Temple Mount Project Finds Rare Seal from King David Era
Rare 3,000 year-old seal dating to the period of kings David and Solomon discovered at the Temple Mount Sifting Project in Jerusalem.
by Ben Ariel, Arutz Sheva
September 24, 2015
The rare seal uncovered by the Temple Mount Sifting Project.
A rare 3,000 year-old seal dating to the period of kings David and Solomon of the 10th century BCE was recently discovered at the Temple Mount Sifting Project in Jerusalem.
According to Dr. Gabriel Barkay, co-founder and director of the Temple Mount Sifting Project, the seal is the first of its kind to be found in the Israeli capital.
“The dating of the seal corresponds to the historical period of the Jebusites and the conquest of Jerusalem by King David, as well as the construction of the Temple and the royal official compound by his son, King Solomon… What makes this discovery particularly significant is that it originated from upon the Temple Mount itself,” he said in a statement on Thursday.
Amazingly enough, the seal was discovered by Matvei Tcepliaev, a 10-year-old boy who had been visiting the Temple Mount Sifting Project from Russia, and was only recently deciphered by archeologists. Since the project’s inception in 2004, more than 170,000 volunteers from Israel and around the world have taken part in the sifting, representing an unprecedented phenomenon in the realm of archaeological research.
The historical credibility of the Biblical text regarding Jerusalem during the 10th century BCE has been hotly debated by archaeologists since the 1990s, but recent finds from other excavations, including the Ophel (south of the Temple Mount,) the City of David, as well as those from the Temple Mount Sifting Project, indicate that the descriptions found within the Biblical text relating to Jerusalem may, in fact, be authentic.
“The discovery of the seal testifies to the administrative activity which took place upon the Temple Mount during those times,” said Barkay.
A cone-shaped seal found in rubble excavated from the Temple Mount
believed to date to around the 10th century BCE.
“All the parallel seals with similar stylistic designs have been found at sites in Israel, among them Tel Beit Shemesh, Tel Gezer, and Tel Rehov, and were dated to the 11th – 10th centuries BCE,” he added.
Three views of the seal.
“Upon the base of the seal appear the images of two animals, one on top of the other, perhaps representing a predator and its prey. Additionally, the seal is perforated, thus enabling one to hang it from a string,” said Barkay.
Aside from the seal, which was likely used to seal documents, hundreds of pottery sherds dating to the 10th century BCE have been discovered within the soil removed from the Temple Mount, according to the statement. Additionally, a rare arrowhead made of bronze and ascribed to the same period by its features, has been discovered.
The Temple Mount Sifting Project, under the auspices of Bar-Ilan University and with the support of the City of David Foundation, was initiated in response to the illegal removal of tons of earth from the Temple Mount by the Islamic Waqf in 1999 with no archaeological supervision.

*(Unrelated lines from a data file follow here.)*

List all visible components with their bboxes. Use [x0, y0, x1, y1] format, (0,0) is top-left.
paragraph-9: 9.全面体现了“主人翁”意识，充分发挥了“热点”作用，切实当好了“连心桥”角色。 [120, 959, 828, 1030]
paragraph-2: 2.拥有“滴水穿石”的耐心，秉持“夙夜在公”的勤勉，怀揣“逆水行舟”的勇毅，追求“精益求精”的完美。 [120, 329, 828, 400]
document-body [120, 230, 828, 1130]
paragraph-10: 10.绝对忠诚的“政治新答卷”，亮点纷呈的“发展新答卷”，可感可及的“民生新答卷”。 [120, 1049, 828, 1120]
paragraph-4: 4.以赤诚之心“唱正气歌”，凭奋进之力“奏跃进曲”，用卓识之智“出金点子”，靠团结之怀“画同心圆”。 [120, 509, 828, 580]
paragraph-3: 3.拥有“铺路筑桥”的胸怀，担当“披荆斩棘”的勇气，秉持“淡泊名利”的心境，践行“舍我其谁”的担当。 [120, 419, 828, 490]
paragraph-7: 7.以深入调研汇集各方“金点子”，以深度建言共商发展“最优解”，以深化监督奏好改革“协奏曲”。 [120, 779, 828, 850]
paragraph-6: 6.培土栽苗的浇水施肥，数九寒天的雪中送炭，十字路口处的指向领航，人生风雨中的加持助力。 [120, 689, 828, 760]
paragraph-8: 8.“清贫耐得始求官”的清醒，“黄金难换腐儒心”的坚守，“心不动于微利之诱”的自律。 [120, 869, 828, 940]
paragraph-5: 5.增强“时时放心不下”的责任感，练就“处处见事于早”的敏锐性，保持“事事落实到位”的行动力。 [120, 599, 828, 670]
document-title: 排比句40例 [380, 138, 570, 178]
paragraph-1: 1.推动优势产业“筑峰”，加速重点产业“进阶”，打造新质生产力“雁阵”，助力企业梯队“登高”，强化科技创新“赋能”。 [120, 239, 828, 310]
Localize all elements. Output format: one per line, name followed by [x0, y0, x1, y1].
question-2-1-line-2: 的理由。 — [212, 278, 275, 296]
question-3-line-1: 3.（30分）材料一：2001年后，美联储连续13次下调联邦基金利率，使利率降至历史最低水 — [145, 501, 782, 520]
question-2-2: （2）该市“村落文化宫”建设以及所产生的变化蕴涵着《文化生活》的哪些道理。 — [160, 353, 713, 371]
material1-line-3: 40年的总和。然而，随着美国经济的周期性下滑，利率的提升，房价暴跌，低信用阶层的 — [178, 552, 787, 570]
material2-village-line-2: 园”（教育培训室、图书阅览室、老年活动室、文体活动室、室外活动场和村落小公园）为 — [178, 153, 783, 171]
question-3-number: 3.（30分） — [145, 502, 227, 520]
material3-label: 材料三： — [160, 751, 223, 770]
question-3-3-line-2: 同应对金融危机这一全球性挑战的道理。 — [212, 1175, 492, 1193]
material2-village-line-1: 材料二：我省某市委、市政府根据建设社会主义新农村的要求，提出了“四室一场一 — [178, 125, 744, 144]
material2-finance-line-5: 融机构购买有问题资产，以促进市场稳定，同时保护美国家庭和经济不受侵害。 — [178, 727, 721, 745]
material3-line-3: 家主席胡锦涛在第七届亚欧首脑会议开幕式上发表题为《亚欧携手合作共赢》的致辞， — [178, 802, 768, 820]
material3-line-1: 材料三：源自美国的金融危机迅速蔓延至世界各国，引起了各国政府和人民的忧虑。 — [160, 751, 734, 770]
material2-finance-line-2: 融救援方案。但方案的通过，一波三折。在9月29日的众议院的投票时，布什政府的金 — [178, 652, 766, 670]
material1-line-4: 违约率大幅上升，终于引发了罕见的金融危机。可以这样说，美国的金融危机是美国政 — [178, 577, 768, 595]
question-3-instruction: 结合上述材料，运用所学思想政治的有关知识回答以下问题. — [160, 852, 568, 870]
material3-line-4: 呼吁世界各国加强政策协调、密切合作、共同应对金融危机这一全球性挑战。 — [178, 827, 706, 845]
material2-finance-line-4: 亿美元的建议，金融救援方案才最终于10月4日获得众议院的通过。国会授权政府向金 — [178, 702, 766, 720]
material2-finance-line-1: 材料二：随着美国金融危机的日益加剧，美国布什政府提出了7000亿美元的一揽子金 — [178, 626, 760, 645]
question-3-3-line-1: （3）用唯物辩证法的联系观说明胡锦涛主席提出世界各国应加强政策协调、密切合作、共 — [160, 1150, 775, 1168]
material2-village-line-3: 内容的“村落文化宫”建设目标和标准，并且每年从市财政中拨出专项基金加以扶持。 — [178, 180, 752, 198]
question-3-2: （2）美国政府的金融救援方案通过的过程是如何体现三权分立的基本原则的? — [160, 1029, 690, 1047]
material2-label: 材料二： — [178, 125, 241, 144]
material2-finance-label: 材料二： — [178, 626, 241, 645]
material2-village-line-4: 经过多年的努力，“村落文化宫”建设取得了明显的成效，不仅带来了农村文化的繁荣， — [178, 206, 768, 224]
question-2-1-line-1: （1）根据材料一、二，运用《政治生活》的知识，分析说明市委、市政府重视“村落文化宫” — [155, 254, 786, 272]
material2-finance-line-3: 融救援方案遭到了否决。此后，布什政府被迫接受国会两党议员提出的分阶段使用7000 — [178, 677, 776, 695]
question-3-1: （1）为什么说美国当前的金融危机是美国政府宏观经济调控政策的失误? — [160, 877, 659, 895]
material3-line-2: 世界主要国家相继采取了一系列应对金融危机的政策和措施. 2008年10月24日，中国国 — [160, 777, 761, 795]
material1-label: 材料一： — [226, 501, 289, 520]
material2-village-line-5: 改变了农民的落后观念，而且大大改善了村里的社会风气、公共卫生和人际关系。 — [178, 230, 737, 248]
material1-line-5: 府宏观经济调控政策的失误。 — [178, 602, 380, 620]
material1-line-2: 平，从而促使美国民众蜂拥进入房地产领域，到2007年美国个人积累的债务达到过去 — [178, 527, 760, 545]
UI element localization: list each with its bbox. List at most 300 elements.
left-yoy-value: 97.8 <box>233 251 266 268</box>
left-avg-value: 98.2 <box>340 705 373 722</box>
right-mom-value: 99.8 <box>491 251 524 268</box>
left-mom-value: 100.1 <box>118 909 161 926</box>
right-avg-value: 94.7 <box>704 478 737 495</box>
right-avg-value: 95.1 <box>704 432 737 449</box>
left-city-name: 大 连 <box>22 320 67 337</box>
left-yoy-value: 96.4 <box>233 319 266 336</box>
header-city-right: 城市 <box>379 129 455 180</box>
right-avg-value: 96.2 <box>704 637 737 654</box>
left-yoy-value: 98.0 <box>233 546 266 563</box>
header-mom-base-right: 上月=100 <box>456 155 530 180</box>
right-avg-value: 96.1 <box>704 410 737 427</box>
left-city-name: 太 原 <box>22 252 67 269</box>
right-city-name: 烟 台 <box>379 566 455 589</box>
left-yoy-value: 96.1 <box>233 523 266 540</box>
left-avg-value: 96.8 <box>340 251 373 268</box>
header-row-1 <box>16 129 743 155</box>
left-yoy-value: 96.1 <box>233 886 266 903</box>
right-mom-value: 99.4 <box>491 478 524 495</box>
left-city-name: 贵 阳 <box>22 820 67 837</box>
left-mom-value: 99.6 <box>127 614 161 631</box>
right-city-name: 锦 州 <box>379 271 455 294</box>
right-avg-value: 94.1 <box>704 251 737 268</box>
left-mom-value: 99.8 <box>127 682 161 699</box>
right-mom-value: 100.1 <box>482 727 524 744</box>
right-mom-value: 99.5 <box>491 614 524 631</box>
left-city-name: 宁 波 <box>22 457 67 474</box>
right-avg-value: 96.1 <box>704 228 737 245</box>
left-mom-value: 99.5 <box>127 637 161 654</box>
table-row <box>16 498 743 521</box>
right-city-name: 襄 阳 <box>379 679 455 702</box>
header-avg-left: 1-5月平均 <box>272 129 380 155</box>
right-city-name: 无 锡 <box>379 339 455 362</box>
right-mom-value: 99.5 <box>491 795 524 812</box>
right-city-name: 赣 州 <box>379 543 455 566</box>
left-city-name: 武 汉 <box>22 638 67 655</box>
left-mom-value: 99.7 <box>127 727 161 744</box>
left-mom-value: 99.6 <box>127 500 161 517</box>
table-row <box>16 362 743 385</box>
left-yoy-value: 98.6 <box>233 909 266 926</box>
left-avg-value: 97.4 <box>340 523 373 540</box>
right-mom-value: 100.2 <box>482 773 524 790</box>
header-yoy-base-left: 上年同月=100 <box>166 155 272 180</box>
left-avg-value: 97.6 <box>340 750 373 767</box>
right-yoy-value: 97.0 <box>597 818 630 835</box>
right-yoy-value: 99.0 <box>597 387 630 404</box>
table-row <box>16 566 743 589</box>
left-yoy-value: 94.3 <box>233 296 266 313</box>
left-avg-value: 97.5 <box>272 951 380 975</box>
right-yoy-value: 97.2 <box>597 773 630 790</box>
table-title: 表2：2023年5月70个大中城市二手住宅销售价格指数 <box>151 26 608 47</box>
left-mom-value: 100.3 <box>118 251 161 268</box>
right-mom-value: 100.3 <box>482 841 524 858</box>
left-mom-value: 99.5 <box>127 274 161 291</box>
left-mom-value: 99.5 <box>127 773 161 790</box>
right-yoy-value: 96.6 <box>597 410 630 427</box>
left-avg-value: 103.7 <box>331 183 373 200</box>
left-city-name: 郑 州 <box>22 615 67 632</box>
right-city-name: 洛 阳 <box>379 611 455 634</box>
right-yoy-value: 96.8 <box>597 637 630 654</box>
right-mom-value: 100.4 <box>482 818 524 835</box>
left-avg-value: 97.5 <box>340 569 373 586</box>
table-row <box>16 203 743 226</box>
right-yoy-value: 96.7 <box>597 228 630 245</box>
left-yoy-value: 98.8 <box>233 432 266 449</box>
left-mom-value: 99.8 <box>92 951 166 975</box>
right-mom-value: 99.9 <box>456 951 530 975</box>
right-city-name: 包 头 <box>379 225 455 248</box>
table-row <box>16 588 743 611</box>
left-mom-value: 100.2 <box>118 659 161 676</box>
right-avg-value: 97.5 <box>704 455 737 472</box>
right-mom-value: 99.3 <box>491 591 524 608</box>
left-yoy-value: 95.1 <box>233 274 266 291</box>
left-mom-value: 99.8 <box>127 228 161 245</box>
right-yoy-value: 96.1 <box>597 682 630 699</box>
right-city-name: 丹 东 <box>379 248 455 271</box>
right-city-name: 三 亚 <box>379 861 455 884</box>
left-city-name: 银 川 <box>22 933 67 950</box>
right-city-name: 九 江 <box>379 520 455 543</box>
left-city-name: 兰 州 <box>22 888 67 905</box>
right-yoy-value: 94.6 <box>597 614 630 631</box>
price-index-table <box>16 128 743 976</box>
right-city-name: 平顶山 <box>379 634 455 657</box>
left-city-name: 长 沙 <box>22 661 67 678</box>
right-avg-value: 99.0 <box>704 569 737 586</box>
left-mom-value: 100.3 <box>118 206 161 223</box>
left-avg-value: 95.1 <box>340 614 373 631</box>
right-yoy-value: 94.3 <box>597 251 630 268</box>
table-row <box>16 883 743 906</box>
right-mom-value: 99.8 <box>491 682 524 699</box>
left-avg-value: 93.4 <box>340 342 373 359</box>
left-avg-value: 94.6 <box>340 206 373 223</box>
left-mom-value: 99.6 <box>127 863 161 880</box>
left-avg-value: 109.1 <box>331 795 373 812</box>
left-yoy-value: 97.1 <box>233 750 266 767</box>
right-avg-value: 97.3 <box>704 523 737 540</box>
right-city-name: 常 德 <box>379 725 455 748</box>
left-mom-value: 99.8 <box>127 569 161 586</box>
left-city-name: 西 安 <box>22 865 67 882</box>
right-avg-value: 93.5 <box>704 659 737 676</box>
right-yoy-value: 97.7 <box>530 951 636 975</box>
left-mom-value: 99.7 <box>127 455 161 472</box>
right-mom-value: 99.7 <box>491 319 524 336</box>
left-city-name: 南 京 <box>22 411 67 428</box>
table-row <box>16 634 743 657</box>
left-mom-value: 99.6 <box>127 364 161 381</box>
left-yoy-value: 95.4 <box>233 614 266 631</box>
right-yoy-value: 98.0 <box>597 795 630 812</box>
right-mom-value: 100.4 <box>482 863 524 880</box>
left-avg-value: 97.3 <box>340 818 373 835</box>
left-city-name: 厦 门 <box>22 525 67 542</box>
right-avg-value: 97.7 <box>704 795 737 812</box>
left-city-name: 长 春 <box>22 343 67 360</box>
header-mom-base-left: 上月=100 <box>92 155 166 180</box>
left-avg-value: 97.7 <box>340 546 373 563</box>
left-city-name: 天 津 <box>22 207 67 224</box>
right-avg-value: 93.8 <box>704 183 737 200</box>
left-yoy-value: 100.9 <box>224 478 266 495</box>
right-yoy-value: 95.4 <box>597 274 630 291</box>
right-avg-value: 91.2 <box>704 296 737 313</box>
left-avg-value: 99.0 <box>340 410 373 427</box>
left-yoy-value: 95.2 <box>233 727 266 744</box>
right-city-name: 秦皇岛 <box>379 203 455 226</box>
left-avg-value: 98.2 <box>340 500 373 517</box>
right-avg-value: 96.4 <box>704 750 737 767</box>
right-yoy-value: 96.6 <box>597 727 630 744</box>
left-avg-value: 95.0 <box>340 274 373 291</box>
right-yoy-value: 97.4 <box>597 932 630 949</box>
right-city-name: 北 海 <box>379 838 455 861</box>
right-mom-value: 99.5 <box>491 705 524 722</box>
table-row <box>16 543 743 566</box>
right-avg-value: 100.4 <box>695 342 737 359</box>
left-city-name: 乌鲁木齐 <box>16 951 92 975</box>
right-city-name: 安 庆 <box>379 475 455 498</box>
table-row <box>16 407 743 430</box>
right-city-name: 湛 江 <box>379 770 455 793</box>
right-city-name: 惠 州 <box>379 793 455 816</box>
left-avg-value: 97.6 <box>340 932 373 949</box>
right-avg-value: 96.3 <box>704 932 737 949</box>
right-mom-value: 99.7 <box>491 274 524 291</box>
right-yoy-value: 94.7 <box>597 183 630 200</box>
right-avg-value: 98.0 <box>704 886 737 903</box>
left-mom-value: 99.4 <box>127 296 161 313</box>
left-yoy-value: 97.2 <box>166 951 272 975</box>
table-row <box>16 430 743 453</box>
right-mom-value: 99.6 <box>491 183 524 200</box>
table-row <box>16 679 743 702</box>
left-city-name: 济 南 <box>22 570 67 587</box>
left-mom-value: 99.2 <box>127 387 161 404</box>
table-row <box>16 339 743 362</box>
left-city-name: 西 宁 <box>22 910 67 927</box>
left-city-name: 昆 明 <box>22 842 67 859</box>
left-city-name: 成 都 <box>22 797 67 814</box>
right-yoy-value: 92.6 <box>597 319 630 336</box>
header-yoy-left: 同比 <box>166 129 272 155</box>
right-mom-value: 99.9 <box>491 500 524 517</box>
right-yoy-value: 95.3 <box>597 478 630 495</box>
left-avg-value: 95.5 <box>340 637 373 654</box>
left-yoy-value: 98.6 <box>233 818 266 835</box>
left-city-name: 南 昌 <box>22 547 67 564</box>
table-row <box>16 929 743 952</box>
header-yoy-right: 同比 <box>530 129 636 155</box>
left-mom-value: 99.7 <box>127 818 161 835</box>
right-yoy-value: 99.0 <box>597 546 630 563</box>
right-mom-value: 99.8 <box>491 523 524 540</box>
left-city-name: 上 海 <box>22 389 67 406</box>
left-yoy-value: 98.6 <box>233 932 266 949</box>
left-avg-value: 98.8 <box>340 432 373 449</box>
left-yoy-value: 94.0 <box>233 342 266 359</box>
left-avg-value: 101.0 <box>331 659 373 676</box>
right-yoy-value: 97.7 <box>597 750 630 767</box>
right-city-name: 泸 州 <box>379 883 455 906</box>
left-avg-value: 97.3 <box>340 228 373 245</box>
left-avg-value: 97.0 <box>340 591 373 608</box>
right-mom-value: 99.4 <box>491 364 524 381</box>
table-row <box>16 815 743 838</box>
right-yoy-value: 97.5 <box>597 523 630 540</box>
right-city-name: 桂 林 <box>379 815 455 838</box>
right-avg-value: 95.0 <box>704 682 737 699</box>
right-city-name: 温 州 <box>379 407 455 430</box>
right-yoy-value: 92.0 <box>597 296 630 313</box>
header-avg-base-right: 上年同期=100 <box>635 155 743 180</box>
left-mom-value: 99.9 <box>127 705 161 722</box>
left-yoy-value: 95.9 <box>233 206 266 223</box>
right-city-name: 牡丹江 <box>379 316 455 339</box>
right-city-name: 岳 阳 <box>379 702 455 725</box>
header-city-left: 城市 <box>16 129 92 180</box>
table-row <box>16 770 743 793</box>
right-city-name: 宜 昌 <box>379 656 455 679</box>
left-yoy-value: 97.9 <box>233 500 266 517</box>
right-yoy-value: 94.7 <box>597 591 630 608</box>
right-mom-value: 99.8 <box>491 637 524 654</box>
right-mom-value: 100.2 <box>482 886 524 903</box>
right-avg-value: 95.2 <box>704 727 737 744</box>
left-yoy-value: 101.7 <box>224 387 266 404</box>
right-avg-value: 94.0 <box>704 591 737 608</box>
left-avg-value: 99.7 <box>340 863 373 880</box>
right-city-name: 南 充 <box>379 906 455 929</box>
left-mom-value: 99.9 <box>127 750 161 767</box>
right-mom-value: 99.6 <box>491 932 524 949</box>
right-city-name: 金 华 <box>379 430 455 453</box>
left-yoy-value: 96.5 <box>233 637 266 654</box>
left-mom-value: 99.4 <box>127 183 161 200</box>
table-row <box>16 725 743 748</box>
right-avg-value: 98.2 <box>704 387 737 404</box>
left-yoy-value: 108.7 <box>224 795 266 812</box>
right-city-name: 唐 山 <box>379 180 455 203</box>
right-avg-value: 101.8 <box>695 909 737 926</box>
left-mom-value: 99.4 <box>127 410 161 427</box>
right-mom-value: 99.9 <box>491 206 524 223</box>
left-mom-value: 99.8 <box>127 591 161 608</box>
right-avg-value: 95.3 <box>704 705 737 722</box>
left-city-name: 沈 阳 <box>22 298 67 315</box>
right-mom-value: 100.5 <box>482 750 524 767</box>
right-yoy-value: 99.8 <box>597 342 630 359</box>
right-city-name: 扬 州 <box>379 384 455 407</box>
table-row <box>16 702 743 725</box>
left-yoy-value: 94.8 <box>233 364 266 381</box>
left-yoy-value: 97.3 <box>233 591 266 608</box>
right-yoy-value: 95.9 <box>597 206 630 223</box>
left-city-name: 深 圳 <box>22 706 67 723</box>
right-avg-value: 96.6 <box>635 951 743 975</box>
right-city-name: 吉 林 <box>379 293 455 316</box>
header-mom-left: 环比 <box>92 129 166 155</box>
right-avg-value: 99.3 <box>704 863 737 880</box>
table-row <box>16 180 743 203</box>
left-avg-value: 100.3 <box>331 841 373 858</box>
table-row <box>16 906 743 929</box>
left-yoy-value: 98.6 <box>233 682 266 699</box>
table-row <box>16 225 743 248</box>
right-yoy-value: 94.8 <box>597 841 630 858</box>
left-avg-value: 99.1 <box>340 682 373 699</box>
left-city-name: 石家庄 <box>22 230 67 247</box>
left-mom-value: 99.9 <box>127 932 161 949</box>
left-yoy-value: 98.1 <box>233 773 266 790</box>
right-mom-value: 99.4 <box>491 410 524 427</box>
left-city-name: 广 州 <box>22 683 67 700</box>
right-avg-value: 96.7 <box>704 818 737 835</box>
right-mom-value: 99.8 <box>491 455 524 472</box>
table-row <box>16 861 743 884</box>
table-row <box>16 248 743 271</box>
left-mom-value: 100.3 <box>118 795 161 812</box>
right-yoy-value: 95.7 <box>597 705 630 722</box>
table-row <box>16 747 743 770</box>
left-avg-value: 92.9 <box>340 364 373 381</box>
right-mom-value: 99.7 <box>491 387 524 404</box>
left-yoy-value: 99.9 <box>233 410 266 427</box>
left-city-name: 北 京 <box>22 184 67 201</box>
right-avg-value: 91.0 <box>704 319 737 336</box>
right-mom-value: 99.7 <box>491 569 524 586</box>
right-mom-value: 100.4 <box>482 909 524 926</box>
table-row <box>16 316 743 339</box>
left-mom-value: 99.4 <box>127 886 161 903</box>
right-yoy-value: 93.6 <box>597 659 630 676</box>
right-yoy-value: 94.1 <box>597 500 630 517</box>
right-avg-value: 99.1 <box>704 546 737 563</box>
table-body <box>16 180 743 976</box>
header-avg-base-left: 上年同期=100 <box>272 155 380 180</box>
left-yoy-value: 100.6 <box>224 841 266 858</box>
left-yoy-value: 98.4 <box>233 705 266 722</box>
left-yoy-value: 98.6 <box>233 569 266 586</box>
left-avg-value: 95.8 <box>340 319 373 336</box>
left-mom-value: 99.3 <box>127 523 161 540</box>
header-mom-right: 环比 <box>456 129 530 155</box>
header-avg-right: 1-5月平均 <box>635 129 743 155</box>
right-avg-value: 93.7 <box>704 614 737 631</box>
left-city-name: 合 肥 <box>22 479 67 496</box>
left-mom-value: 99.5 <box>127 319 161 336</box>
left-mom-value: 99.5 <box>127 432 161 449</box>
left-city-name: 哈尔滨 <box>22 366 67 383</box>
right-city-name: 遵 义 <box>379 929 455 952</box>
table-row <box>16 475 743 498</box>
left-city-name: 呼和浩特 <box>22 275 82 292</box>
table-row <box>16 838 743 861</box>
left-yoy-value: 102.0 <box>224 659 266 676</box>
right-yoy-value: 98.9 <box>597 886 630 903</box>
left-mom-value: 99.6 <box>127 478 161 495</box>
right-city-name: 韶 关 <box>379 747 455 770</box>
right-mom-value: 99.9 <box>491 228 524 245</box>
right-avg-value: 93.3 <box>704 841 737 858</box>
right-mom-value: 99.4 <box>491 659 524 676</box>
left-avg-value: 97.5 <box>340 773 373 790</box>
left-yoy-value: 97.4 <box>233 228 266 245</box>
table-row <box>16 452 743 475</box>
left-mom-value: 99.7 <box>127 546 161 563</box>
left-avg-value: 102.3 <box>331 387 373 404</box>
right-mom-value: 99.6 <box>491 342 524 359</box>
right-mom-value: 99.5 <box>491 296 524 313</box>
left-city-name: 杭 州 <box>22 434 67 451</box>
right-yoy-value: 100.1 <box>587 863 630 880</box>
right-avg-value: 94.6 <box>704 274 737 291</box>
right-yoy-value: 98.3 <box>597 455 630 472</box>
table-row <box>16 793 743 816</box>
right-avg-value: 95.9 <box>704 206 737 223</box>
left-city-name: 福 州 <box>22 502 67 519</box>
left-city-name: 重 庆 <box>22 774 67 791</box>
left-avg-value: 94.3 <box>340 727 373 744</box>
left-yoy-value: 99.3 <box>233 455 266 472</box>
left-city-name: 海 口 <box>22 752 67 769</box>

Drawing of details from a cone-shaped seal found in rubble excavated
from the Temple Mount believed to date to around the 10th century BCE.
“Since the Temple Mount has never been excavated, the ancient artifacts retrieved in the Sifting Project provide valuable and previously inaccessible information. The many categories of finds are among the largest and most varied ever found in Jerusalem. Even though they have been extracted from their archaeological context, most of these artifacts can be identified and dated by comparing them with those found at other sites,” said Zachi Dvira, co-founder and director of the project.
“In recent years, using newly developed statistical methodologies and technologies we have managed to overcome the challenge of having finds with no exact context since they were not recovered in a proper archaeological excavation. The Temple Mount Sifting Project has focused its efforts on the enormous tasks of processing and studying the finds and preparing them for scientific publication. Presently, more than half a million finds are still waiting to be processed and analyzed in our laboratory,” said Dvira.